A central part of many geometric computer vision systems is an algorithm which solves for geometry and calibration from a small number of point correspondences between images. A fast and efficient way of doing this is to formulate the problem as a system of polynomial equations and then numerically extracting the zeros. For linear systems one can do this effortlessly in large scale. However, for polynomial equations, the picture is much more complicated and there are no known, well functioning, general purpose methods. We try to combine algebraic geometry with efficient computational techniques to come up with new efficient methods for numerical treatment of polnomial equations. -> Polynomial equations arise in many geometric computer vision problems. Contrary to the situation with linear systems, where one can solve large systems extremely efficiently, the picture is here much more complicated. We try to combine algebraic geometry with efficient computational techniques to come up with new numerical methods for polynomial equations.
To give an industrial robot of today a new task, quite a lot of programming work is required as it is done on a very low level. This research tries to lift the programming to a higher level at which different kinds of sensors are used. That information can then be used as primitives in the programming and to build safe robots that can work together with humans without putting the human at risk of being hurt.
In this multidisciplinary theme we work together with researchers in biology. We investigate how visual systems are built and evolve, and how this knowledge of biological systems can be extended to machine vision. For instance primitive visual systems in lower animals typically serve only one or a few visual tasks, and their simple and machine-like features are excellent sources for bio-inspired new technologies in machine vision and robotics.

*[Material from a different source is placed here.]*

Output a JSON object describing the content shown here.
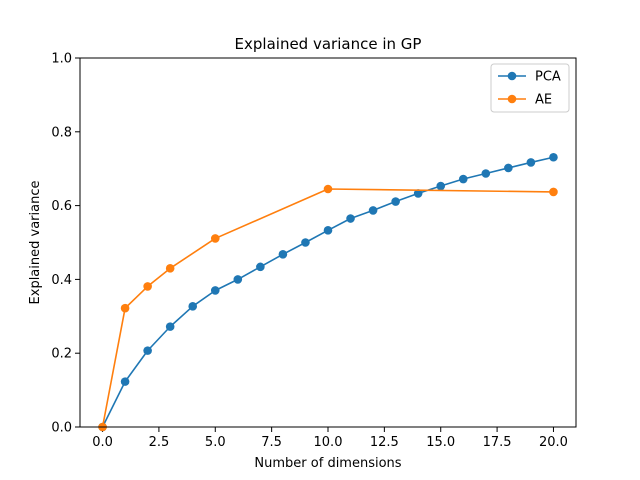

By analysing the motion of road users it is possible accurately predict the number of accidents that will occur and thereby asses how safe it is. Today this process is performed manually with observers spending several days standing in the intersections. This research aims at automating the process by using video analytics and surveillance cameras.
The project aims to identify biomarkers of animal health and welfare in order to increase knowledge of animal behavior and basic needs in general, and the importance of locomotion disorders in particular. With larger herds and higher production requirements less space is given for supervision of the individual animal.